October 14th, 2015 2 min read

Police are investigating middle-level staff at the Parliamentary Service Commission over the theft of millions of shillings using fake tender documents.

Officers from the Directorate of Criminal Investigations (DCI) have been at Parliament for weeks, combing through heaps of tender documents and local purchase orders to unravel the extent of the theft, the amounts stolen and the individuals behind it.

The investigations followed anonymous letters sent to the commission, which is chaired by National Assembly Speaker Justin Muturi.

Mr Muturi said the PSC had invited the DCI officers to investigate the claims.

“We felt they were the right people to investigate the matter,” Mr Muturi said in an interview with last Friday.

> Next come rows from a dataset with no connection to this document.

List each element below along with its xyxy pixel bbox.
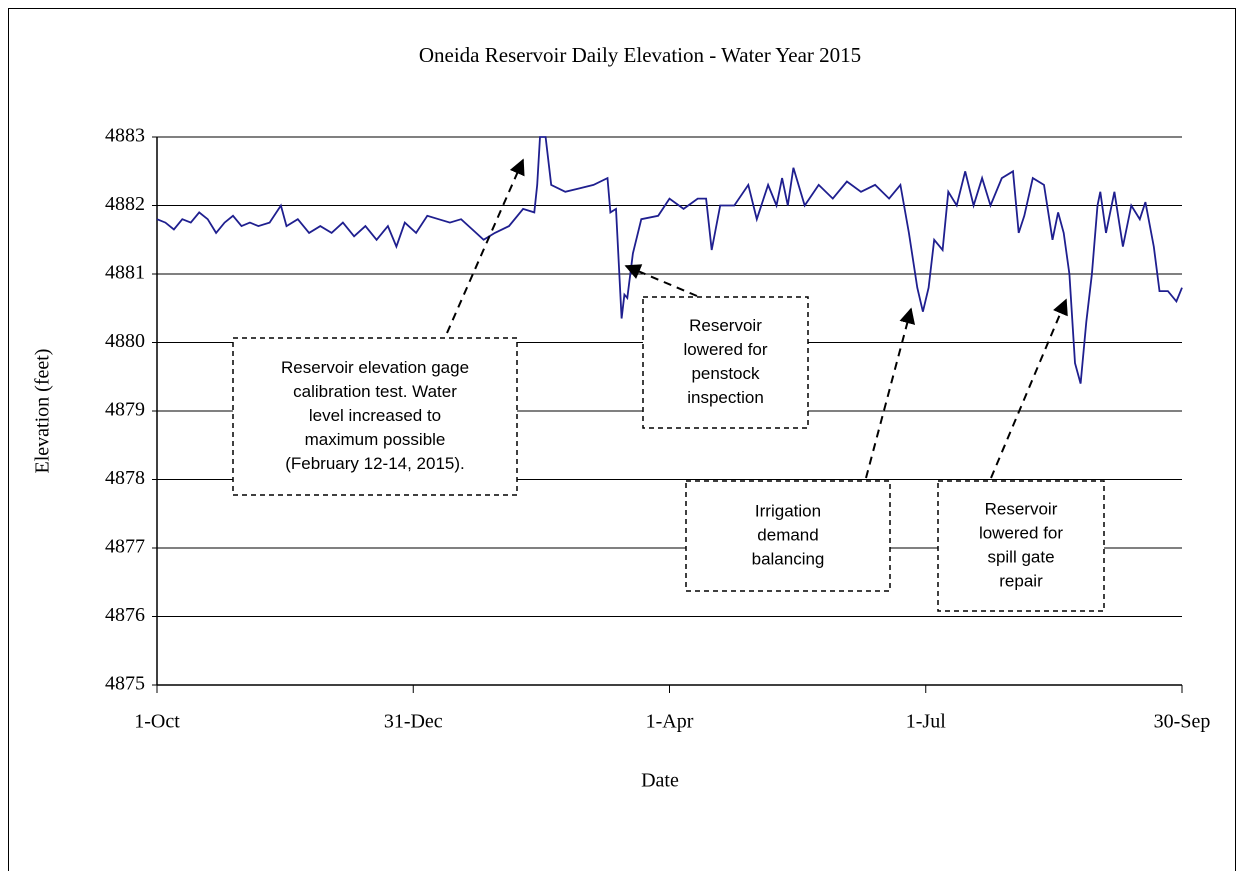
annotation-box (642, 296, 809, 429)
annotation-text: level increased to (309, 406, 441, 425)
y-tick-label: 4883 (105, 125, 145, 147)
x-tick-label: 1-Jul (906, 711, 946, 733)
y-axis-label: Elevation (feet) (32, 349, 54, 474)
y-tick-label: 4877 (105, 536, 145, 558)
annotation-text: calibration test. Water (293, 382, 457, 401)
x-tick-label: 31-Dec (384, 711, 443, 733)
annotation-text: Irrigation (755, 501, 821, 520)
annotation-box (685, 480, 891, 592)
arrow (865, 307, 916, 479)
annotation-text: Reservoir (689, 316, 762, 335)
y-tick-label: 4880 (105, 330, 145, 352)
annotation-text: maximum possible (305, 430, 446, 449)
annotation-text: lowered for (979, 523, 1063, 542)
arrow (446, 158, 525, 334)
annotation-text: demand (757, 525, 818, 544)
x-tick-label: 1-Oct (134, 711, 180, 733)
y-tick-label: 4879 (105, 399, 145, 421)
annotation-text: penstock (691, 364, 760, 383)
y-tick-label: 4882 (105, 193, 145, 215)
x-tick-label: 1-Apr (646, 711, 694, 733)
annotation-text: Reservoir (985, 499, 1058, 518)
annotation-text: Reservoir elevation gage (281, 358, 469, 377)
y-tick-label: 4878 (105, 467, 145, 489)
y-tick-label: 4876 (105, 604, 145, 626)
annotation-text: balancing (752, 549, 825, 568)
annotation-box (232, 337, 518, 496)
frame (8, 8, 1236, 871)
y-tick-label: 4875 (105, 673, 145, 695)
arrow (624, 264, 698, 297)
annotation-text: spill gate (987, 547, 1054, 566)
annotation-text: repair (999, 571, 1043, 590)
y-tick-label: 4881 (105, 262, 145, 284)
annotation-box (937, 480, 1105, 612)
chart-title: Oneida Reservoir Daily Elevation - Water… (419, 43, 861, 67)
x-axis-label: Date (641, 770, 679, 792)
annotation-text: lowered for (683, 340, 767, 359)
annotation-text: (February 12-14, 2015). (285, 454, 465, 473)
x-tick-label: 30-Sep (1154, 711, 1211, 733)
annotation-text: inspection (687, 388, 764, 407)
arrow (990, 298, 1068, 479)
data-line (156, 136, 1183, 384)
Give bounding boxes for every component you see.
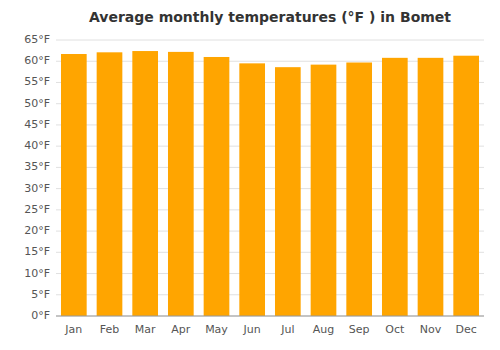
x-tick-label: Oct — [385, 323, 405, 336]
y-axis: 0°F 5°F 10°F 15°F 20°F 25°F 30°F 35°F 40°F 45°F 50… — [24, 33, 50, 322]
bar — [61, 54, 87, 316]
grid-line — [56, 316, 484, 317]
bar — [453, 56, 479, 316]
x-tick-label: Mar — [135, 323, 156, 336]
y-tick-label: 55°F — [24, 75, 50, 88]
x-tick-label: Nov — [420, 323, 442, 336]
bar — [382, 58, 408, 316]
y-tick-label: 25°F — [24, 203, 50, 216]
y-tick-label: 5°F — [31, 288, 50, 301]
x-tick-label: Feb — [100, 323, 119, 336]
x-tick-label: Sep — [349, 323, 370, 336]
x-tick-label: Dec — [456, 323, 477, 336]
y-tick-label: 65°F — [24, 33, 50, 46]
bar — [275, 67, 301, 316]
x-tick-label: Jan — [64, 323, 82, 336]
bar — [168, 52, 194, 316]
bar — [418, 58, 444, 316]
x-tick-label: Aug — [313, 323, 334, 336]
title: Average monthly temperatures (°F ) in Bo… — [89, 9, 451, 25]
x-axis-line — [56, 316, 484, 317]
bar — [132, 51, 158, 316]
grid-line — [56, 40, 484, 41]
y-tick-label: 30°F — [24, 182, 50, 195]
x-tick-label: Jun — [243, 323, 261, 336]
bar — [239, 63, 265, 316]
x-tick-label: May — [205, 323, 228, 336]
grid — [56, 40, 484, 316]
bar — [311, 65, 337, 316]
y-tick-label: 60°F — [24, 54, 50, 67]
x-tick-label: Apr — [171, 323, 191, 336]
y-tick-label: 10°F — [24, 267, 50, 280]
bar — [346, 63, 372, 316]
y-tick-label: 0°F — [31, 309, 50, 322]
y-tick-label: 50°F — [24, 97, 50, 110]
chart: Average monthly temperatures (°F ) in Bo… — [0, 0, 500, 350]
bar — [204, 57, 230, 316]
chart-container: Average monthly temperatures (°F ) in Bo… — [0, 0, 500, 350]
x-tick-label: Jul — [280, 323, 294, 336]
bars — [61, 51, 479, 316]
y-tick-label: 15°F — [24, 245, 50, 258]
y-tick-label: 20°F — [24, 224, 50, 237]
bar — [97, 52, 123, 316]
x-axis: Jan Feb Mar Apr May Jun Jul Aug Sep Oct Nov Dec — [56, 316, 484, 336]
y-tick-label: 45°F — [24, 118, 50, 131]
y-tick-label: 40°F — [24, 139, 50, 152]
y-tick-label: 35°F — [24, 160, 50, 173]
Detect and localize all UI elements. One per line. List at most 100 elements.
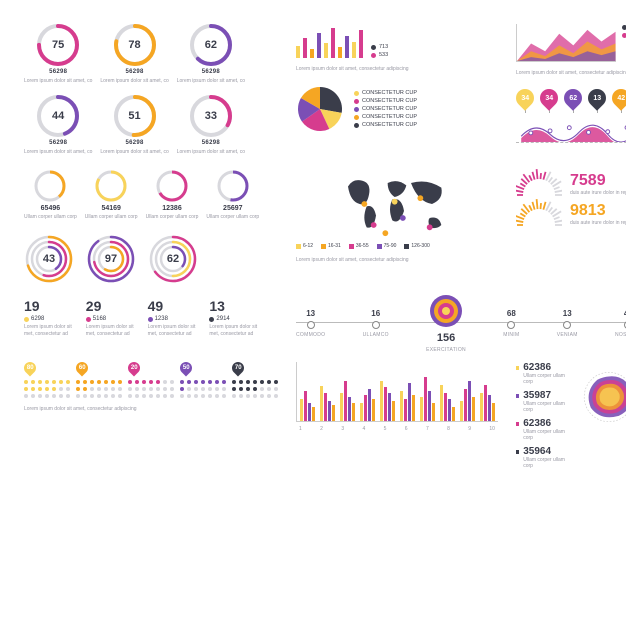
lorem-1: Lorem ipsum dolor sit amet, consectetur … bbox=[296, 66, 498, 73]
legend-item: 16-31 bbox=[321, 243, 341, 249]
ring-label: 56298 bbox=[125, 140, 143, 146]
timeline-bullseye: 156EXERCITATION bbox=[426, 293, 466, 353]
wave-chart bbox=[516, 117, 626, 143]
map-marker bbox=[361, 201, 367, 207]
stat-block: 196298Lorem ipsum dolor sit met, consect… bbox=[24, 298, 72, 337]
arc-gauges: 65496Ullam corper ullam corp54169Ullam c… bbox=[24, 169, 278, 284]
ring-label: 56298 bbox=[202, 140, 220, 146]
bar-group bbox=[440, 385, 455, 421]
world-map-section: 6-1216-3136-5575-90126-300 Lorem ipsum d… bbox=[296, 169, 498, 284]
map-marker bbox=[417, 195, 423, 201]
bar bbox=[296, 46, 300, 58]
pie-chart bbox=[296, 85, 344, 133]
map-pin: 34 bbox=[540, 89, 558, 113]
dot-column: 60 bbox=[76, 362, 122, 398]
ring-label: 56298 bbox=[125, 69, 143, 75]
map-pin: 34 bbox=[516, 89, 534, 113]
bar bbox=[359, 30, 363, 58]
legend-item: CONSECTETUR CUP bbox=[354, 122, 417, 128]
map-marker bbox=[371, 222, 377, 228]
map-marker bbox=[427, 224, 433, 230]
bar-group bbox=[340, 381, 355, 421]
legend-item: CONSECTETUR CUP bbox=[354, 98, 417, 104]
infographic-grid: 7556298Lorem ipsum dolor sit amet, co785… bbox=[24, 24, 602, 469]
grouped-bar-chart bbox=[296, 362, 498, 422]
big-stat: 62386Ullam corper ullam corp bbox=[516, 418, 566, 441]
timeline: 13COMMODO16ULLAMCO156EXERCITATION68MINIM… bbox=[296, 298, 626, 348]
legend-item: 36-55 bbox=[349, 243, 369, 249]
legend-item: 6-12 bbox=[296, 243, 313, 249]
bar-group bbox=[320, 386, 335, 421]
arc-gauge: 54169Ullam corper ullam corp bbox=[85, 169, 138, 220]
timeline-node: 16ULLAMCO bbox=[363, 309, 389, 338]
ring-value: 51 bbox=[114, 95, 156, 137]
blob-shape bbox=[576, 362, 626, 432]
map-marker bbox=[382, 230, 388, 236]
grouped-bars: 12345678910 bbox=[296, 362, 498, 469]
bar bbox=[352, 42, 356, 58]
legend-item: CONSECTETUR CUP bbox=[354, 90, 417, 96]
triple-ring-gauges: 439762 bbox=[24, 234, 278, 284]
big-stat: 35987Ullam corper ullam corp bbox=[516, 390, 566, 413]
legend-item: 2576 bbox=[622, 24, 626, 30]
ring-label: 56298 bbox=[49, 140, 67, 146]
big-stat: 62386Ullam corper ullam corp bbox=[516, 362, 566, 385]
bar bbox=[303, 38, 307, 58]
bar bbox=[310, 49, 314, 58]
dot-column: 70 bbox=[232, 362, 278, 398]
legend-item: CONSECTETUR CUP bbox=[354, 114, 417, 120]
timeline-section: 13COMMODO16ULLAMCO156EXERCITATION68MINIM… bbox=[296, 298, 626, 348]
legend-item: 75-90 bbox=[377, 243, 397, 249]
ring-gauge: 6256298Lorem ipsum dolor sit amet, co bbox=[177, 24, 245, 85]
ring-gauges-top: 7556298Lorem ipsum dolor sit amet, co785… bbox=[24, 24, 278, 155]
bar-group bbox=[460, 381, 475, 421]
timeline-node: 68MINIM bbox=[503, 309, 519, 338]
map-pin: 13 bbox=[588, 89, 606, 113]
map-marker bbox=[400, 215, 406, 221]
timeline-node: 42NOSTRUD bbox=[615, 309, 626, 338]
ring-gauge: 4456298Lorem ipsum dolor sit amet, co bbox=[24, 95, 92, 156]
legend-item: CONSECTETUR CUP bbox=[354, 106, 417, 112]
timeline-node: 13VENIAM bbox=[557, 309, 578, 338]
stat-block: 295168Lorem ipsum dolor sit met, consect… bbox=[86, 298, 134, 337]
area-chart bbox=[516, 24, 616, 62]
ring-gauge: 7856298Lorem ipsum dolor sit amet, co bbox=[100, 24, 168, 85]
number-stats: 196298Lorem ipsum dolor sit met, consect… bbox=[24, 298, 278, 348]
map-pin: 62 bbox=[564, 89, 582, 113]
bar bbox=[324, 43, 328, 58]
radial-stat: 9813duis aute irure dolor in rep bbox=[516, 199, 626, 229]
dot-column: 50 bbox=[180, 362, 226, 398]
ring-gauge: 7556298Lorem ipsum dolor sit amet, co bbox=[24, 24, 92, 85]
radial-stats: 7589duis aute irure dolor in rep9813duis… bbox=[516, 169, 626, 284]
bar bbox=[317, 33, 321, 58]
bar bbox=[345, 36, 349, 58]
bar-group bbox=[360, 389, 375, 421]
bar-group bbox=[480, 385, 495, 421]
bar bbox=[331, 28, 335, 58]
ring-gauge: 3356298Lorem ipsum dolor sit amet, co bbox=[177, 95, 245, 156]
ring-gauge: 5156298Lorem ipsum dolor sit amet, co bbox=[100, 95, 168, 156]
stat-block: 132914Lorem ipsum dolor sit met, consect… bbox=[209, 298, 257, 337]
ring-label: 56298 bbox=[202, 69, 220, 75]
bar-group bbox=[400, 383, 415, 421]
radial-stat: 7589duis aute irure dolor in rep bbox=[516, 169, 626, 199]
map-marker bbox=[392, 199, 398, 205]
world-map bbox=[296, 169, 498, 239]
ring-value: 75 bbox=[37, 24, 79, 66]
ring-label: 56298 bbox=[49, 69, 67, 75]
bars-and-pie: 713533 Lorem ipsum dolor sit amet, conse… bbox=[296, 24, 498, 155]
multi-ring-gauge: 43 bbox=[24, 234, 74, 284]
pin-markers: 3434621342 bbox=[516, 89, 626, 113]
arc-gauge: 12386Ullam corper ullam corp bbox=[146, 169, 199, 220]
timeline-node: 13COMMODO bbox=[296, 309, 325, 338]
ring-value: 44 bbox=[37, 95, 79, 137]
stat-block: 491238Lorem ipsum dolor sit met, consect… bbox=[148, 298, 196, 337]
bar-group bbox=[300, 391, 315, 421]
bar-group bbox=[420, 377, 435, 421]
legend-item: 126-300 bbox=[404, 243, 429, 249]
ring-value: 33 bbox=[190, 95, 232, 137]
multi-ring-gauge: 62 bbox=[148, 234, 198, 284]
area-and-pins: 25762576 Lorem ipsum dolor sit amet, con… bbox=[516, 24, 626, 155]
mini-bar-chart bbox=[296, 24, 363, 58]
legend-item: 533 bbox=[371, 52, 388, 58]
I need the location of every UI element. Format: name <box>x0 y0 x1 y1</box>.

TENDER DOCUMENTS FALSIFIED

A copy of one of the anonymous letters  has a list of five companies that allegedly got millions of shillings after tender documents were falsified.

In the first transaction, a total of Sh29.8 million was stolen after the companies colluded with unscrupulous PSC staff to inflate the tender cost from Sh8.9 million to Sh38.8 million.

In another fishy deal, the tender amount was altered from Sh12.4 million to Sh18.5 million, with the difference of Sh6 million ending up in the pockets of unscrupulous PSC officials and the owners of the firms that purportedly won the tenders.

In the five transactions listed by the authors of the anonymous letters, the commission lost a total of Sh42 million to the fraudsters. The letters allege that the scandal has been going on for the past three years and is mainly perpetrated by staff in the procurement and finance departments.

FALSE MILEAGE CLAIMS

The revelations will only pile pressure on the commission, coming at a time when MPs and senators are on the spot over false mileage claims.

Some lawmakers are accused of making mileage claims weekly, even when they do not use their official cars. They are abusing the fund meant to reimburse them for expenses incurred when they drive to their constituency work stations.